Molekularer Affe fädelt die Aktivierung von X-Chromosomen ein
Protein verbiegt die RNA, damit aktivierende Faktoren daran binden können
© MPI f. Immunbiologie und Epigenetik/Ibrahim Ilik, Tugce Aktas
Noch vor wenigen Jahren wurden sie als genetischer Müll abgetan: DNA-Bereiche, die nicht in Proteine übersetzt werden. Doch diese Ansicht hat sich in den letzten Jahren grundlegend verändert. Heute ist es unter Wissenschaftlern anerkannt, dass große Teile des Erbguts in RNA übersetzt werden. Diese wiederum kann als Genregulator wirken oder als Strukturelement. Auch bei der Regulation der X-Chromosomen spielt RNA eine zentrale Rolle. Sowohl bei Frauen als auch bei Fliegenmännchen ist das X-Chromosom von einem Komplex aus RNA und Proteinen umhüllt. Bei Menschen führt das zu einer Stilllegung des Chromosoms, während es bei Fliegen zu einer verdoppelten Aktivität des Chromosoms führt. Fehlregulationen sind dabei schnell tödlich. Obwohl die beteiligten Proteine und die RNA schon lange bekannt waren, blieb deren Wechselwirkung bislang rätselhaft.
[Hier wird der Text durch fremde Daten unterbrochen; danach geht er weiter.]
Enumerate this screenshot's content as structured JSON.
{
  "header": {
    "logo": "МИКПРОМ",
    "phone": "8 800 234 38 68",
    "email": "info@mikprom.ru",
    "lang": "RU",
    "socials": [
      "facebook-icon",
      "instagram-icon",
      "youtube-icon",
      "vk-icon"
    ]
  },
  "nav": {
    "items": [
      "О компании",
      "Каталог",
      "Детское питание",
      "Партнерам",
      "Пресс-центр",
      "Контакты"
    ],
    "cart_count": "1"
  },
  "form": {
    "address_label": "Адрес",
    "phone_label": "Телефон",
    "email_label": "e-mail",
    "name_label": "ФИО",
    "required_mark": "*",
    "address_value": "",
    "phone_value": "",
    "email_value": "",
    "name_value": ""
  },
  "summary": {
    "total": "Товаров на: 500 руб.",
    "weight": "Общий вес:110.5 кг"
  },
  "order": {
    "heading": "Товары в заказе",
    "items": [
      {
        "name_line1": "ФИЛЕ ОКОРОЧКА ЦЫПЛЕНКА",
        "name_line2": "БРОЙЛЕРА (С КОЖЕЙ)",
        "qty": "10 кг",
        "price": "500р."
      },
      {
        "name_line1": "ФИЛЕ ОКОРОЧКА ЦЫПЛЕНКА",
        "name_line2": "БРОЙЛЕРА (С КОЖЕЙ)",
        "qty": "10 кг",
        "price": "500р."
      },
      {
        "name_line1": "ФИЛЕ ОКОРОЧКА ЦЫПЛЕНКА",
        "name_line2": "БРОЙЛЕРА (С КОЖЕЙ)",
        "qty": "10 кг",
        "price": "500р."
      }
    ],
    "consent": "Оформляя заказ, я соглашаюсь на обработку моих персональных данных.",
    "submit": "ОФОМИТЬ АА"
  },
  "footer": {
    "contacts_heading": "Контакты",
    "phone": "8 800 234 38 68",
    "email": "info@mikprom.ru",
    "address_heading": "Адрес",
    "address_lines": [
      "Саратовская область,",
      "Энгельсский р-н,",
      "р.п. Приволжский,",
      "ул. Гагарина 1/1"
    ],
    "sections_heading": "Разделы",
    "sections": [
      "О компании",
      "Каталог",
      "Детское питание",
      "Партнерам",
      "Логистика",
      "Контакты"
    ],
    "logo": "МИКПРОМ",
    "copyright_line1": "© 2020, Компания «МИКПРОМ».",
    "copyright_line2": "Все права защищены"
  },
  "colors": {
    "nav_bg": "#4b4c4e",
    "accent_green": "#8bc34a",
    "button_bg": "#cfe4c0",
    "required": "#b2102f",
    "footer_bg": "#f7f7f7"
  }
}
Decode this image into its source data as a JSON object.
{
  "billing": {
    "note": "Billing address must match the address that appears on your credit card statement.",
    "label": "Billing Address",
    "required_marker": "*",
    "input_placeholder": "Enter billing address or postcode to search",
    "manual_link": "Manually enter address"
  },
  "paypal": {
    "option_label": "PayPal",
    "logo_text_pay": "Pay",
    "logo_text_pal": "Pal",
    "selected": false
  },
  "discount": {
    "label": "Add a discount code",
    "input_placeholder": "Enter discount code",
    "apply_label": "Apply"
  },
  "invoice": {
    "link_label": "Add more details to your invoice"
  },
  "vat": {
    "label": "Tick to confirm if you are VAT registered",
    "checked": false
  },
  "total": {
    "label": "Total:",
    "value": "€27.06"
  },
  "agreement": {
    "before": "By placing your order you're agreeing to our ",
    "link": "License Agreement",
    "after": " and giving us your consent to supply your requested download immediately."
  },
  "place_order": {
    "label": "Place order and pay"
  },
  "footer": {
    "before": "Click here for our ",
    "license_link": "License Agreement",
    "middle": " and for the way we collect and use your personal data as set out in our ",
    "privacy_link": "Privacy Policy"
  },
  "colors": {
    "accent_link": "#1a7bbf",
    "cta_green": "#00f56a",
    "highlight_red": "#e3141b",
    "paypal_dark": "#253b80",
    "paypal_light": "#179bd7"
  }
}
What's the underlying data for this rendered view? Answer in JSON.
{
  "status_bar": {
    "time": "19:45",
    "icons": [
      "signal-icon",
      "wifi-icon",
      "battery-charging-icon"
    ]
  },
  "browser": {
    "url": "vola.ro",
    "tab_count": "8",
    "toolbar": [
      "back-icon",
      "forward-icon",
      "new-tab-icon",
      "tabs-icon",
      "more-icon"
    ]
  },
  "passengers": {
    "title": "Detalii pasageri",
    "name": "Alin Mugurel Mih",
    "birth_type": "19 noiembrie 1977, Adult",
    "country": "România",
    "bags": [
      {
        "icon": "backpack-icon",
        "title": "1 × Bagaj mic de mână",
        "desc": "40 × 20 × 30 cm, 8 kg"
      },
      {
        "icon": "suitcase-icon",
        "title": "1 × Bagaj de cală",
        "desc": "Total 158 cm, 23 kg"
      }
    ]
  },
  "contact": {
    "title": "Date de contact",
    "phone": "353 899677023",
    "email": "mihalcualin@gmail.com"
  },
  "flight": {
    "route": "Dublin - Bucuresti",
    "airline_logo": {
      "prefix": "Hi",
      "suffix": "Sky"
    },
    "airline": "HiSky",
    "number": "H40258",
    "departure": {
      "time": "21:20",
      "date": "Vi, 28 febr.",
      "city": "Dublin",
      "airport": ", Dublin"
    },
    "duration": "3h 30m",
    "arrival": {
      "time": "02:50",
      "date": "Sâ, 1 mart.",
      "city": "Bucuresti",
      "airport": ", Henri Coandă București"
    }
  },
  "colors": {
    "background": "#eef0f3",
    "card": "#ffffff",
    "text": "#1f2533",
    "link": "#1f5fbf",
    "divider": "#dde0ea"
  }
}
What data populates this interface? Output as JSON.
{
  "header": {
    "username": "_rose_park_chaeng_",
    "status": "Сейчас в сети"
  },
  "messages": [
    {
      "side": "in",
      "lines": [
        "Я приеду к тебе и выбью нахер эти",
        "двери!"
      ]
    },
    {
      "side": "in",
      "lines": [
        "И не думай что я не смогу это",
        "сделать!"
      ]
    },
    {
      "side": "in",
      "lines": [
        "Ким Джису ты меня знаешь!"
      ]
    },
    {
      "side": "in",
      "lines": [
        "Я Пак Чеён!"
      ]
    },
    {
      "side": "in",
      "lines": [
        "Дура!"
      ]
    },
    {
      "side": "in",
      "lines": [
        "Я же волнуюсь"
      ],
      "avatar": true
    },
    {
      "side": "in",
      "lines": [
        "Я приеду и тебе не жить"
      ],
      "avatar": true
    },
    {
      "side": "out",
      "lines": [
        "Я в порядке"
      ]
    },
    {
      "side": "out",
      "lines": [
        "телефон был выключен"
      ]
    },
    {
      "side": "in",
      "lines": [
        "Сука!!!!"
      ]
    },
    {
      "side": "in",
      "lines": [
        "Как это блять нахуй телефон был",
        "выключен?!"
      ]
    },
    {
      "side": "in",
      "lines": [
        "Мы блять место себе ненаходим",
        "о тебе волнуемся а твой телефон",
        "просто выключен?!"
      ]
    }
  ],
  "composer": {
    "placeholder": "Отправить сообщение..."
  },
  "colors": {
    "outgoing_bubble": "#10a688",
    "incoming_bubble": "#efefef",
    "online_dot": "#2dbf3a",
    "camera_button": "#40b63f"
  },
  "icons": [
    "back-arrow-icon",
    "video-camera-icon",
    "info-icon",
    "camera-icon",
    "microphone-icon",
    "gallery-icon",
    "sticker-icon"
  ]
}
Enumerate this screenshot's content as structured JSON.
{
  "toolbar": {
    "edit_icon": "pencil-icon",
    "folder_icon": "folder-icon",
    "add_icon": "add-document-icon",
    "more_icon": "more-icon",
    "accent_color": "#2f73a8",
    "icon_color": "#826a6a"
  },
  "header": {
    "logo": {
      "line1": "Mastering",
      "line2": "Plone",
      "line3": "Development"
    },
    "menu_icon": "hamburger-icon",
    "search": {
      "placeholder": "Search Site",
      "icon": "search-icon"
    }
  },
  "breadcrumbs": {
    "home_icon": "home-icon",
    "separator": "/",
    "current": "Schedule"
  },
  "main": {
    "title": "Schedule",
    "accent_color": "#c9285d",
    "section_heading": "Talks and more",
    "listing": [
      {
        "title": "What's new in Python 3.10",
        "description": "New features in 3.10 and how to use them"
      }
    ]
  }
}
Asifa Akhtar vom Max-Planck-Institut für Immunbiologie und Epigenetik und ihr Team entschlüsselten jetzt die Funktion der RNA und die Wechselwirkung der Proteine. Das Protein MLE, zentral in der X-Chromosom-Aktivierung, bindet an die RNA auf ganz besondere Weise. Wie ein Affe, der die Liane mit Händen und Füßen fasst, greift das Protein MLE die RNA auf zwei verschiedene Arten. Eine Seite dient als einfacher Anker (Füße), während die andere (Hände) die RNA verbiegen kann. „MLE formt die RNA. Das erlaubt dem Protein an die RNA ganz dynamisch zu binden“, sagt Laborleiterin Asifa Akhtar. Dadurch kann MLE anderen Proteinen helfen, an den RNA-Strang zu binden. So kann das gesamte X-Chromosom mit einem RNA-Protein-Komplex umgeben sein.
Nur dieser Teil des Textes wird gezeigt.